It is becoming more and more frequent that people experience burnout from being overworked. While the past year has helped people appreciate their jobs during hard times, it is important to remember that they are just jobs. Because of this, workplace boundaries are something that everyone should be comfortable setting and implementing in their life.
There are times when employees get so engulfed in work that they allow stress to add to their lives. While it is important to care about your job and put effort into your work, it is also crucial to remember that you are not essential to the business continuing. God forbid, but if you were to pass away tomorrow, your company would keep moving forward. Positions can be refilled, and work can be delegated to someone else. Knowing this and understanding that there is only so much you can give your place of employment is the key to living a freer and more fulfilling life.
Learn to say No
The thought of saying “No” to a coworker or leader may seem like a scary thought. While this may take some tweaking to figure out the best way to say “no,” it is a critical workplace boundary to implement.
Depending on your place of employment, there might be different requests that could justify this response. If you work in an office, you might be familiar with the request to work on a project over the weekend or after hours. This request usually starts with a minor task that can be completed quickly. Unfortunately, this is usually a slippery slope. If you decide to work outside of company hours or off the clock, it becomes easier for people to ask you to complete more extensive and more time-consuming tasks similarly.
Say NO! It may be uncomfortable at first, but the payoff is HUGE. Politely telling your coworkers and leaders that you are unavailable to complete work-related tasks when you leave the office is the first step to reclaiming your time and energy!

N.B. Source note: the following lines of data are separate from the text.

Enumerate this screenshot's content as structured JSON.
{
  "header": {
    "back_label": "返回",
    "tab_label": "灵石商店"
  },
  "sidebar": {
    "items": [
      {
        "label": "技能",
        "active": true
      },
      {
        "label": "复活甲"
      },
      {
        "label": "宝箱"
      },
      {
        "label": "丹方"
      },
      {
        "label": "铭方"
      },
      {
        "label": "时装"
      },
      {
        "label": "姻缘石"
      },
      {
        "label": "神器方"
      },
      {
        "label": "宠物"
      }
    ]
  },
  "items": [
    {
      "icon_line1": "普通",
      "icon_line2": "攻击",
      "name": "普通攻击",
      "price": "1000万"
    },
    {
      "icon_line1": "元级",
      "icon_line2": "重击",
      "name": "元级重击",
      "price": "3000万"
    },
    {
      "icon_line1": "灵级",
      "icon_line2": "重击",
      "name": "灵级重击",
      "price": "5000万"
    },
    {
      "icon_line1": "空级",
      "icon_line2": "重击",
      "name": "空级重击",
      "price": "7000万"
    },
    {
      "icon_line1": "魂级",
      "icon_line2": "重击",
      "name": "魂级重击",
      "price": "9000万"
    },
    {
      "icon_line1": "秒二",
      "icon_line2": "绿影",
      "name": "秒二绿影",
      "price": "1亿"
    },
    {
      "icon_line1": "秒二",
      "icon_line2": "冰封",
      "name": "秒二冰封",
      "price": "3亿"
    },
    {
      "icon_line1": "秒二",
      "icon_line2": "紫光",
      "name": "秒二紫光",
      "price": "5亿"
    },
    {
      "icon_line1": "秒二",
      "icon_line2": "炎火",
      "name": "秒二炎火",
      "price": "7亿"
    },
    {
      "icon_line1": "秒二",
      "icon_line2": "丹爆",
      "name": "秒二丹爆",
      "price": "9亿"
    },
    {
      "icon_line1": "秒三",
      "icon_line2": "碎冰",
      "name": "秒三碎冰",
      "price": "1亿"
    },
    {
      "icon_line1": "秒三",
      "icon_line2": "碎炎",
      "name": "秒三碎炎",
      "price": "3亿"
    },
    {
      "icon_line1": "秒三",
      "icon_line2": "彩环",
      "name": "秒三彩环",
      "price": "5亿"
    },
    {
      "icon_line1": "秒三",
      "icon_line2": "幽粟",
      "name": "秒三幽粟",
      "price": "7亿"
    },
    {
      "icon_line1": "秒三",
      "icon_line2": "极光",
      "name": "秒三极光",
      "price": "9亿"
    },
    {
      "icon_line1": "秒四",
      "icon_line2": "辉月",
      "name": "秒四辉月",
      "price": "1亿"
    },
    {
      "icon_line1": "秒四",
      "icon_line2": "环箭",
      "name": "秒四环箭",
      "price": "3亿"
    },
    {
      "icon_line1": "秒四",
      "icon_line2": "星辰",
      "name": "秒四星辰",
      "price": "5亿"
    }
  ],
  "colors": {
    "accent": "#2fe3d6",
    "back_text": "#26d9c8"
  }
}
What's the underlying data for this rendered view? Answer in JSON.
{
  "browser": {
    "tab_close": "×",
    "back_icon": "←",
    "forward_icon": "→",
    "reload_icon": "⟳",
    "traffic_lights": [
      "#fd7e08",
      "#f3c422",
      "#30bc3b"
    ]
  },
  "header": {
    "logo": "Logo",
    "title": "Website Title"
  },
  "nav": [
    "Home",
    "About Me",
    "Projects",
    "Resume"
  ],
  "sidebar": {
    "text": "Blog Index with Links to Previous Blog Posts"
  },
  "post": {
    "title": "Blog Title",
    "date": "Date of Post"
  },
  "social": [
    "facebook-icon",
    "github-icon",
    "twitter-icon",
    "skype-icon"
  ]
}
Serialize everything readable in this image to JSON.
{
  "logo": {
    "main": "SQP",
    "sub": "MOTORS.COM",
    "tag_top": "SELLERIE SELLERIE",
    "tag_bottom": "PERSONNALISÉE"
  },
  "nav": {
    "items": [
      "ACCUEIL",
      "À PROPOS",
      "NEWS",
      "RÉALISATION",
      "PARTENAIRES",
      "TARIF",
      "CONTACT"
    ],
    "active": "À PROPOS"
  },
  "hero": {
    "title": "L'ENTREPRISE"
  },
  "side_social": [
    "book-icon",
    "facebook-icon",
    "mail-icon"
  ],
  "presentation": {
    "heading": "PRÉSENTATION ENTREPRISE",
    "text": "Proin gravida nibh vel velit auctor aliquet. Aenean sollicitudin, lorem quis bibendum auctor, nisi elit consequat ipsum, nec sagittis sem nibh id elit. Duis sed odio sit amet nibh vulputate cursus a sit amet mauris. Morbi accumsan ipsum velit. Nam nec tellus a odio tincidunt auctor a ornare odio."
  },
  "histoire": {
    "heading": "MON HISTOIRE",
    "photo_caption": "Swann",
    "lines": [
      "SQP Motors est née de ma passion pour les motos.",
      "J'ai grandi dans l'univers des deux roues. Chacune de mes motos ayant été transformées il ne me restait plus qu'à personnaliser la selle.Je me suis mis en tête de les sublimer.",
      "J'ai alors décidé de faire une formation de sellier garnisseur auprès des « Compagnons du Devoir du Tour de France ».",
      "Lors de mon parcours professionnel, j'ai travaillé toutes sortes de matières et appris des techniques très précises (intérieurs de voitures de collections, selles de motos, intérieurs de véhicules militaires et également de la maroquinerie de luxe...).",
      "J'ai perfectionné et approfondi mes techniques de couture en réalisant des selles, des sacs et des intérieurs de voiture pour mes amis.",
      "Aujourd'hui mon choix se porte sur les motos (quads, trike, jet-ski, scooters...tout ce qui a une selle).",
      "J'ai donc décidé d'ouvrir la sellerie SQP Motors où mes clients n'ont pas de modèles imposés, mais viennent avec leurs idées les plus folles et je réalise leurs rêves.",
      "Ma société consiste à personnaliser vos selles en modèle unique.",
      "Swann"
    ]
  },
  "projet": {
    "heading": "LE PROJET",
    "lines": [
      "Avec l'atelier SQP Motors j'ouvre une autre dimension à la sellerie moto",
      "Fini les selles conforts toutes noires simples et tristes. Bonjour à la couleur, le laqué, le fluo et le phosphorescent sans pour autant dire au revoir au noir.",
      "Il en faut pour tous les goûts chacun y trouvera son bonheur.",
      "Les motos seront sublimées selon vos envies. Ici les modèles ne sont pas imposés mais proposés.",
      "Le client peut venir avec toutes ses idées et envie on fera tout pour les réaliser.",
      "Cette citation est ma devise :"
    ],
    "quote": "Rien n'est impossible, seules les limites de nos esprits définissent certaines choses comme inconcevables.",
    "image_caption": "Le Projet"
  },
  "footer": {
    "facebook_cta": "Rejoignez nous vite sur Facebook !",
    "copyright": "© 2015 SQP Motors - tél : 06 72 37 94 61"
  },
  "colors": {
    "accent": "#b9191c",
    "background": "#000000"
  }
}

Block Time off for Yourself
Unfortunately, when I say “block time off,” I am not talking about using vacation time. Instead, go through your calendar and block off times you will be unavailable. This will help you ensure that your days are not back-to-back meetings leaving you no time to work on projects!
While we like to think that this may not be needed, things will begin to pop up requiring urgent meetings or scheduling changes as we approach the holiday season. Having a set amount of time per day/week where you know you will be uninterrupted can dramatically change your stress levels at work! This workplace boundary can be used both at work and at home! No matter what is going on in your life, understanding that you need uninterrupted time to focus or relax can help you address holiday stress with a sense of calm.
Use Meaningful Communication
One important thing to remember when implementing these new workplace boundaries is that sometimes people might break them. Sometimes something urgent happens off the clock, or a coworker will try to pull you away during your blocked off time. Breathe and remember that life is inconsistent sometimes, and sometimes things happen outside of your control. What you do have control over is how you react when these boundaries are broken.
When you’re needed to answer an urgent question off the clock, answer the question but make sure you have a conversation with your coworkers/leaders about what qualifies as a “workplace emergency” in the future. If you have a coworker constantly interrupting your blocked-off time, politely inform them that you are not available at the moment, then direct them to a time you are free when you can help.
Boundaries are a difficult thing to implement, especially in the workplace. The good news is that once you announce and reinforce them, people become more comfortable with them! The critical thing to remember about workplace boundaries is that you can’t continue to wait for “X, Y, Z” to happen before you start implementing them. Waiting for something else to happen before you start enforcing boundaries is an excellent way to ensure they are never put in place. The journey may be challenging to start, and it may seem like it’s not worth the trouble, but the only person affected by this decision is you.